Agora, o presidente russo está anexando áreas que não estão totalmente sob seu controle, principalmente em Donetsk —as outras estão quase todas sob jugo de suas forças. A esperança de Moscou é criar um fato consumado, como na Crimeia, que também não tem reconhecimento da ONU mas é tratada como a área histórica russa que sempre foi.

É mais difícil. Enquanto no Donbass os separatistas pró-Rússia já controlavam boa parte da região desde 2014, no sul o que houve foi uma conquista "manu militari" que a Europa não via desde os anos 1930 e 1940 nessa escala. São áreas russófonas, mas muito mais heterogêneas do ponto de vista linguístico do que a Crimeia e o extremo leste do Donbass.

Seja como for, Putin prosseguiu, seja para achar um fim para sua guerra, seja para prolongá-la indefinidamente com o novo status e os reforços que lentamente chegarão de sua impopular mobilização. Os combates seguem em pontos diversos da frente de 1.000 km entre os países, e Zelenski disse que haveria uma "resposta dura" à anexação.

Com o que os nacionalistas chamavam de Nova Rússia estabelecida, ligando o Donbass à Crimeia por terra, o presidente agora usa seu poderio nuclear para ameaçar o Ocidente e Kiev: pela doutrina de Moscou, qualquer ataque, mesmo convencional, que for percebido como risco existencial para o Estado pode ser respondido com fogo atômico.

Enquanto muitos analistas veem nisso um blefe, é crescente a ideia de que Putin poderia empregar um artefato tático, de baixa potência, como alerta. Isso teria consequências imprevisíveis, dado o risco de escalada.

'Momento 1938'

Na prática, Putin pode ter criado um "momento 1938" para a Otan. Naquele ano, Adolf Hitler exigiu a anexação de áreas alemãs étnicas da então Tchecoslováquia, os Sudetos, sugerindo que pararia sua expansão ali. A Europa aquiesceu e evitou a guerra, mas o ditador nazista não parou, levando ao conflito mundial no ano seguinte.

Obviamente, Putin não é Hitler e o contexto mundial é outro: uma guerra com a Otan destruiria a Rússia e o mundo como conhecemos, para começar. Mas uma eventual proposta do Kremlin de congelar o conflito após ter comido 22% do vizinho, contando aí a Crimeia, colocaria um dilema moral não muito diferente na mesa.

As anexações, afinal, inviabilizam a Ucrânia como Estado, presumido objetivo inicial de Putin, que não queria ver a Otan e a União Europeia em sua maior fronteira. É possível argumentar que ele conseguiu isso indiretamente, com o Ocidente armando Kiev e diretamente com a entrada da Finlândia no clube militar.

De fato, contudo, a integração ucraniana com o arcabouço ocidental fica travada. Os blocos europeus são refratários a membros com questões territoriais.
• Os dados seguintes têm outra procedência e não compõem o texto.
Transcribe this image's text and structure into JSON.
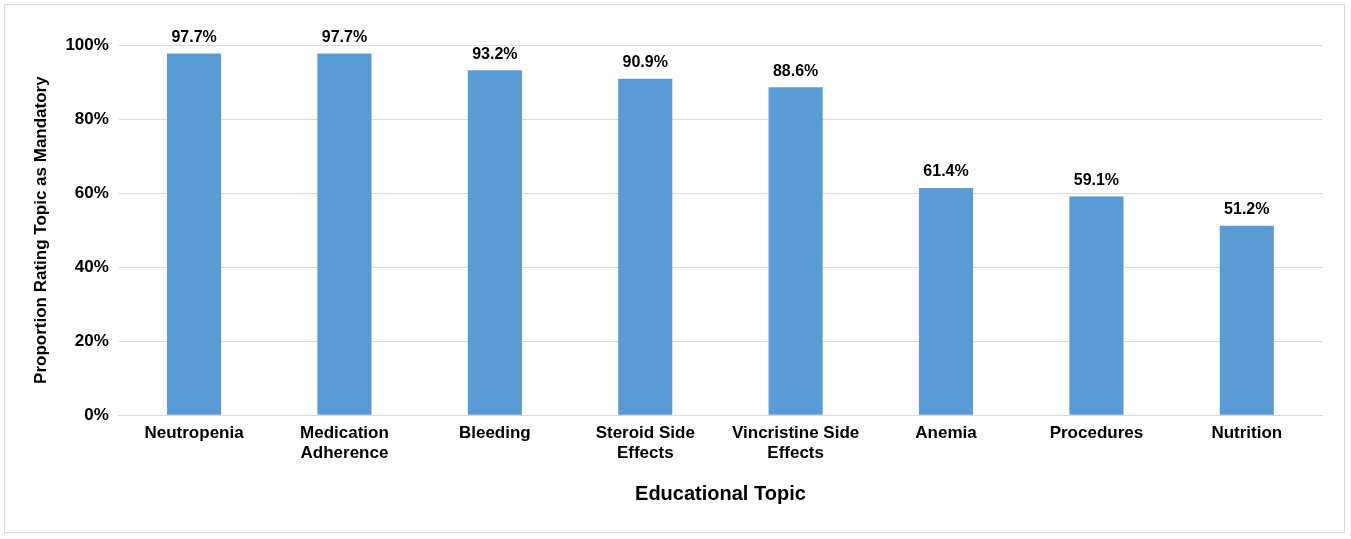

Também nesta sexta, Putin fez considerações sobre a guerra, atribuindo o conflito à dissolução da União Soviética em 1991. Ele já havia dito anteriormente que o fato havia sido a "maior catástrofe geopolítica do século 20" porque do dia para a noite milhões de russos se viram fora das fronteiras de seu país, morando nas recém-independentes repúblicas que compunham o império comunista.

"Basta ver o que se passa neste momento entre Rússia e Ucrânia, o que se passa nas fronteiras de alguns países da Comunidade de Estados Independentes. Tudo isso é resultado da queda da União Soviética", afirmou em reunião com integrantes do grupo, que reúne ex-repúblicas soviéticas. Ele se referia também às disputas entre Armênia e Azerbaijão, que renderam uma guerra em 2020, e entre Tadjiquistão e Quirguistão.

O russo usa em seu favor não só a pressão nuclear, mas principalmente a energética. A chegada do inverno europeu está acompanhada da redução do fornecimento de gás russo para o continente, uma aposta no desgaste dos governos ante suas populações, afetadas pela inflação em alta e eventuais racionamentos. Isso pode, nas contas russas, enfraquecer o apoio a Kiev.

Na Rússia, a mobilização segue com incidentes diários, mas menos protestos do que há uma semana, quando foi anunciada. Nesta quinta (29), o governo da Finlândia anunciou o fechamento da última fronteira da União Europeia aberta a russos, dizendo que os 17 mil vizinhos que entraram em seu território para fugir do alistamento são um risco de segurança.